Langsungku mengambil sikap untuk menata tempat berantakan dan membersihkan. bisa jadi jika tidak sesegera dibersihkan akan semakin mengenaskan layaknya Tempat Pembuangan Akhir (TPA). hanya berbekal arit dan korek api ku bersihkan sendiri tempat kumuh kemudian mengumpulkan sampah untuk dibakar.
Sampah yang beraneka ragam tak seluruhnya mudah dibakar, ada yang membutuhkan berulangkali pancingan nyalakan korek, karenanya ada dedaunan yang masih basah (hijau) pun sulit terbakar malah menimbulkan asap berlebihan. langit diatas pembakaran penuh kabut asap mengikuti arah angin bahkan ada tetangga datang kepanikan disangka kebakaran rumah atau apa karenakan aku lakukan itu malam hari. beruntung orang itu tidak marah dan tidak menganggap apa yang kulakukan adalah mengganggu keamanan lingkungan.

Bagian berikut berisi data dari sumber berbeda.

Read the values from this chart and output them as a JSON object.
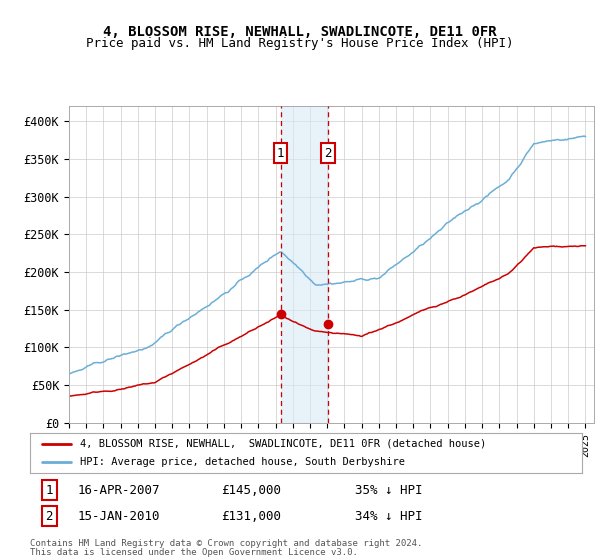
{
  "title": "4, BLOSSOM RISE, NEWHALL, SWADLINCOTE, DE11 0FR",
  "subtitle": "Price paid vs. HM Land Registry's House Price Index (HPI)",
  "title_fontsize": 10,
  "subtitle_fontsize": 9,
  "ylim": [
    0,
    420000
  ],
  "yticks": [
    0,
    50000,
    100000,
    150000,
    200000,
    250000,
    300000,
    350000,
    400000
  ],
  "ytick_labels": [
    "£0",
    "£50K",
    "£100K",
    "£150K",
    "£200K",
    "£250K",
    "£300K",
    "£350K",
    "£400K"
  ],
  "xlim_start": 1995.0,
  "xlim_end": 2025.5,
  "hpi_color": "#6baed6",
  "price_color": "#cc0000",
  "transaction1_date": 2007.29,
  "transaction1_price": 145000,
  "transaction1_label": "16-APR-2007",
  "transaction1_amount": "£145,000",
  "transaction1_pct": "35% ↓ HPI",
  "transaction2_date": 2010.04,
  "transaction2_price": 131000,
  "transaction2_label": "15-JAN-2010",
  "transaction2_amount": "£131,000",
  "transaction2_pct": "34% ↓ HPI",
  "shade_color": "#daeaf6",
  "shade_alpha": 0.6,
  "legend_line1": "4, BLOSSOM RISE, NEWHALL,  SWADLINCOTE, DE11 0FR (detached house)",
  "legend_line2": "HPI: Average price, detached house, South Derbyshire",
  "footer1": "Contains HM Land Registry data © Crown copyright and database right 2024.",
  "footer2": "This data is licensed under the Open Government Licence v3.0.",
  "background_color": "#ffffff",
  "grid_color": "#cccccc"
}
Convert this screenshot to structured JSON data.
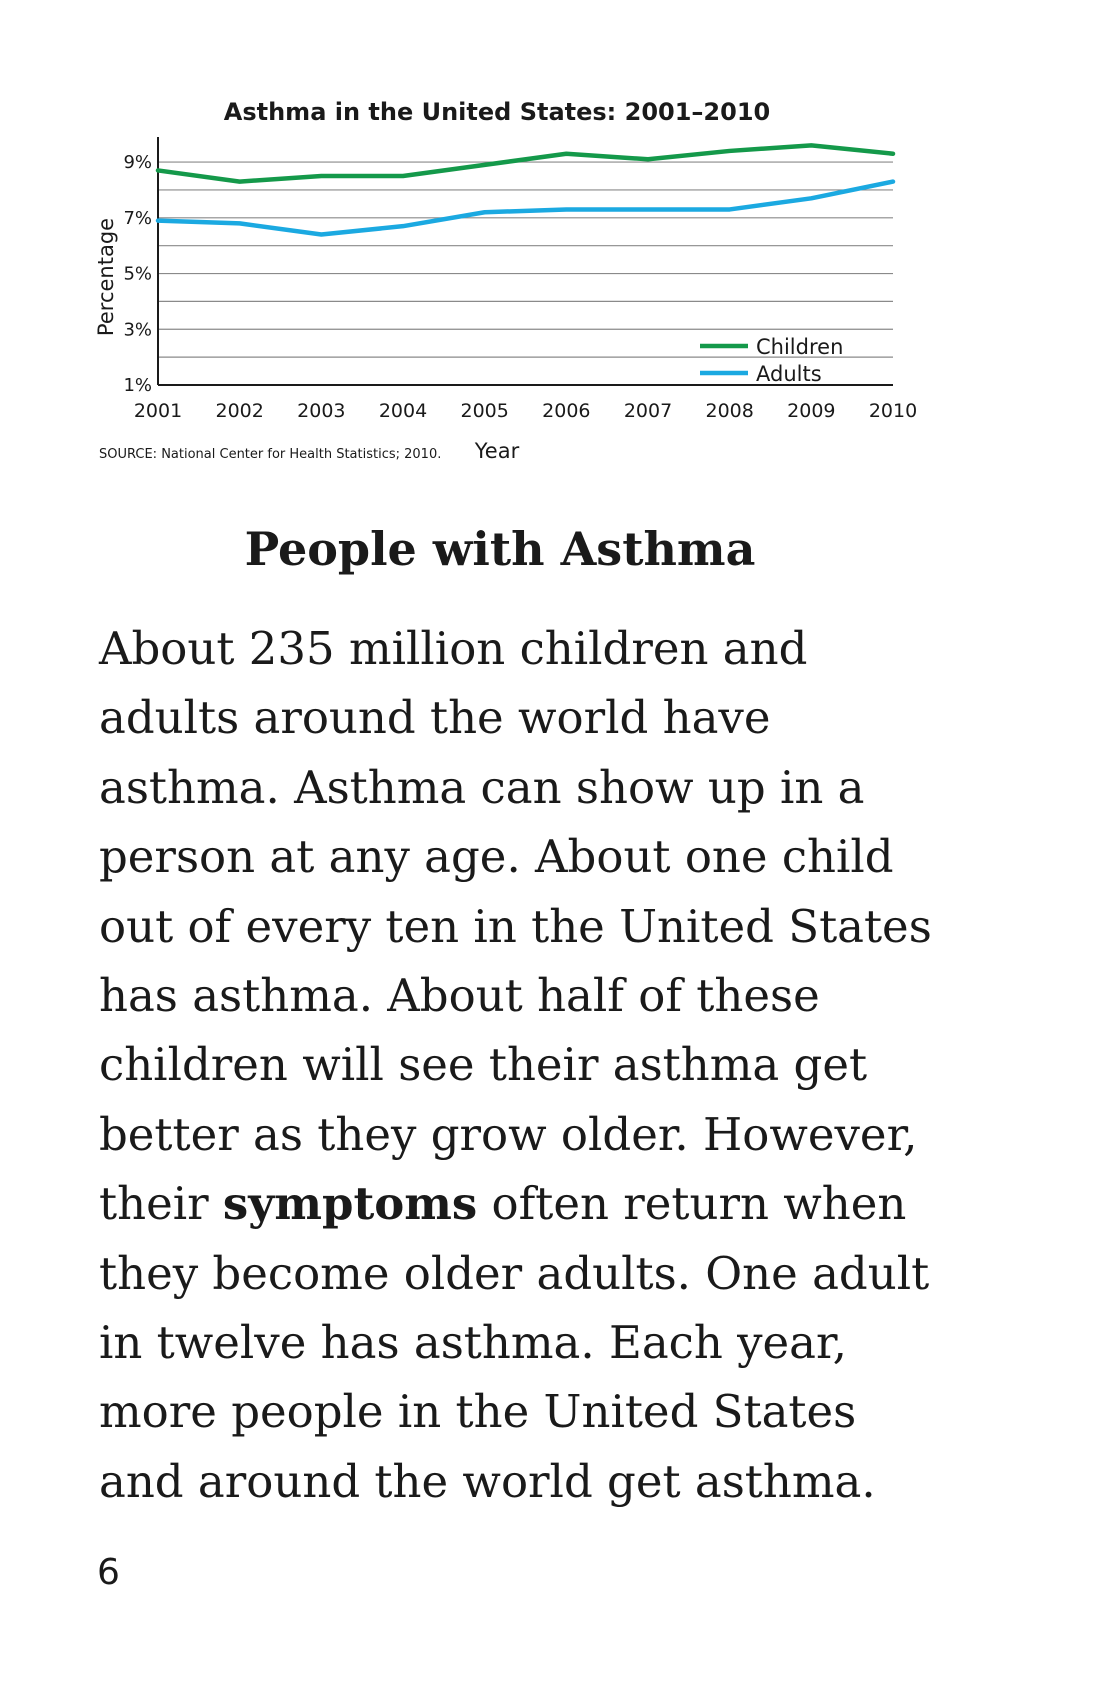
{
  "chart_data": {
    "type": "line",
    "title": "Asthma in the United States: 2001–2010",
    "xlabel": "Year",
    "ylabel": "Percentage",
    "x": [
      2001,
      2002,
      2003,
      2004,
      2005,
      2006,
      2007,
      2008,
      2009,
      2010
    ],
    "x_tick_labels": [
      "2001",
      "2002",
      "2003",
      "2004",
      "2005",
      "2006",
      "2007",
      "2008",
      "2009",
      "2010"
    ],
    "y_tick_labels": [
      "9%",
      "7%",
      "5%",
      "3%",
      "1%"
    ],
    "y_tick_values": [
      9,
      7,
      5,
      3,
      1
    ],
    "ylim": [
      1,
      9.9
    ],
    "grid": true,
    "legend_position": "bottom-right",
    "series": [
      {
        "name": "Children",
        "color": "#14994a",
        "values": [
          8.7,
          8.3,
          8.5,
          8.5,
          8.9,
          9.3,
          9.1,
          9.4,
          9.6,
          9.3
        ]
      },
      {
        "name": "Adults",
        "color": "#1ba9e1",
        "values": [
          6.9,
          6.8,
          6.4,
          6.7,
          7.2,
          7.3,
          7.3,
          7.3,
          7.7,
          8.3
        ]
      }
    ],
    "source": "SOURCE: National Center for Health Statistics; 2010."
  },
  "heading": "People with Asthma",
  "paragraph_lines": [
    {
      "text": "About 235 million children and"
    },
    {
      "text": "adults around the world have"
    },
    {
      "text": "asthma. Asthma can show up in a"
    },
    {
      "text": "person at any age. About one child"
    },
    {
      "text": "out of every ten in the United States"
    },
    {
      "text": "has asthma. About half of these"
    },
    {
      "text": "children will see their asthma get"
    },
    {
      "text": "better as they grow older. However,"
    },
    {
      "before": "their ",
      "bold": "symptoms",
      "after": " often return when"
    },
    {
      "text": "they become older adults. One adult"
    },
    {
      "text": "in twelve has asthma. Each year,"
    },
    {
      "text": "more people in the United States"
    },
    {
      "text": "and around the world get asthma."
    }
  ],
  "page_number": "6"
}
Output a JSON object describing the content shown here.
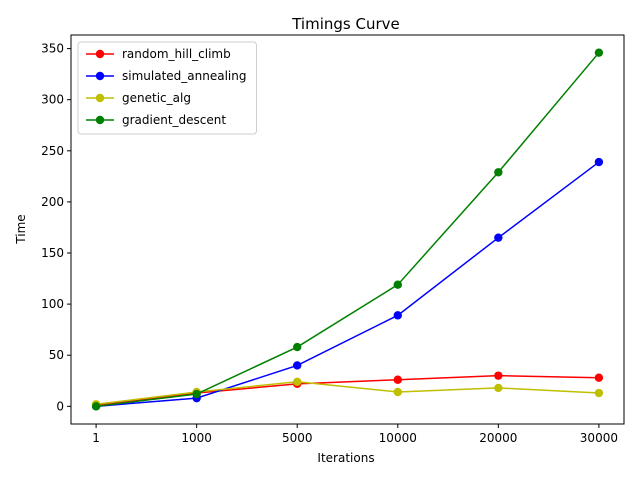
{
  "chart_data": {
    "type": "line",
    "title": "Timings Curve",
    "xlabel": "Iterations",
    "ylabel": "Time",
    "categories": [
      "1",
      "1000",
      "5000",
      "10000",
      "20000",
      "30000"
    ],
    "ylim": [
      -17.3,
      363.3
    ],
    "yticks": [
      0,
      50,
      100,
      150,
      200,
      250,
      300,
      350
    ],
    "grid": false,
    "legend_position": "top-left",
    "series": [
      {
        "name": "random_hill_climb",
        "color": "#ff0000",
        "values": [
          1,
          13,
          22,
          26,
          30,
          28
        ]
      },
      {
        "name": "simulated_annealing",
        "color": "#0000ff",
        "values": [
          0,
          8,
          40,
          89,
          165,
          239
        ]
      },
      {
        "name": "genetic_alg",
        "color": "#bfbf00",
        "values": [
          2,
          14,
          24,
          14,
          18,
          13
        ]
      },
      {
        "name": "gradient_descent",
        "color": "#008000",
        "values": [
          0,
          12,
          58,
          119,
          229,
          346
        ]
      }
    ]
  }
}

Bodohnya aku sangat, tempat ini bukan tempatku, mengapa aku yang peduli? kemudian bapak-bapak bos cafe tiba-tiba muncul kemudian tanpa ada rasa terimakasih atau apa, malah menyuruh membersihkan tanaman rimbun dengan skala besar, tiada berpikiran bahwa lahan rimbun tersebut membabatinya membutuhkan tenaga sangat mumpuni. suruhnya tak ada kejelasan apapun, kemanusiaan telah hilang, semacam itulah bibit-bibit penindasan baru di bangsa merdeka.
Secara fisik keberadaanku sedikit membawa perubahan, awalnya tempat terkesan angker kini sudah tidak, bahkan kemudian banyak yang ke belakang cafe untuk nikmati suasana baru. Beberapa lusa kemudian aku datang lagi ke cafe melihat belakang halaman nampak bos yang berkumis tipis itu sedang mebabat tanaman rimbun, meski hanya beberapa batang setidaknya ada sedikit kesadaran.
Aku memang senang sekali membakar sampah. suatu ketika ada kawan bertanya, “kenapa suka membakar sampah?” membakar sampah kulakukan sebagai bentuk ekspresi terhadap emosi, aku melihat keadaan kehidupan yang hingar-bingar penuh permasalahan dan sampah adalah bagian kecil dari masalah, jika tidak segera di tangani akan semakin menumpuk.
Bisa saja seorang seniman mengolah sampah menjadi karya seni yang memiliki nilai lebih, befff. tidak semua orang berpikir tentang sampah kreasi, hanya mampu membuat sampah. Pak dinas masih kuwalahan dalam mengolah sampah karena banyaknya sampah masyarakat. Mari kita membantu pak dinas kelola sampah dengan suka rela.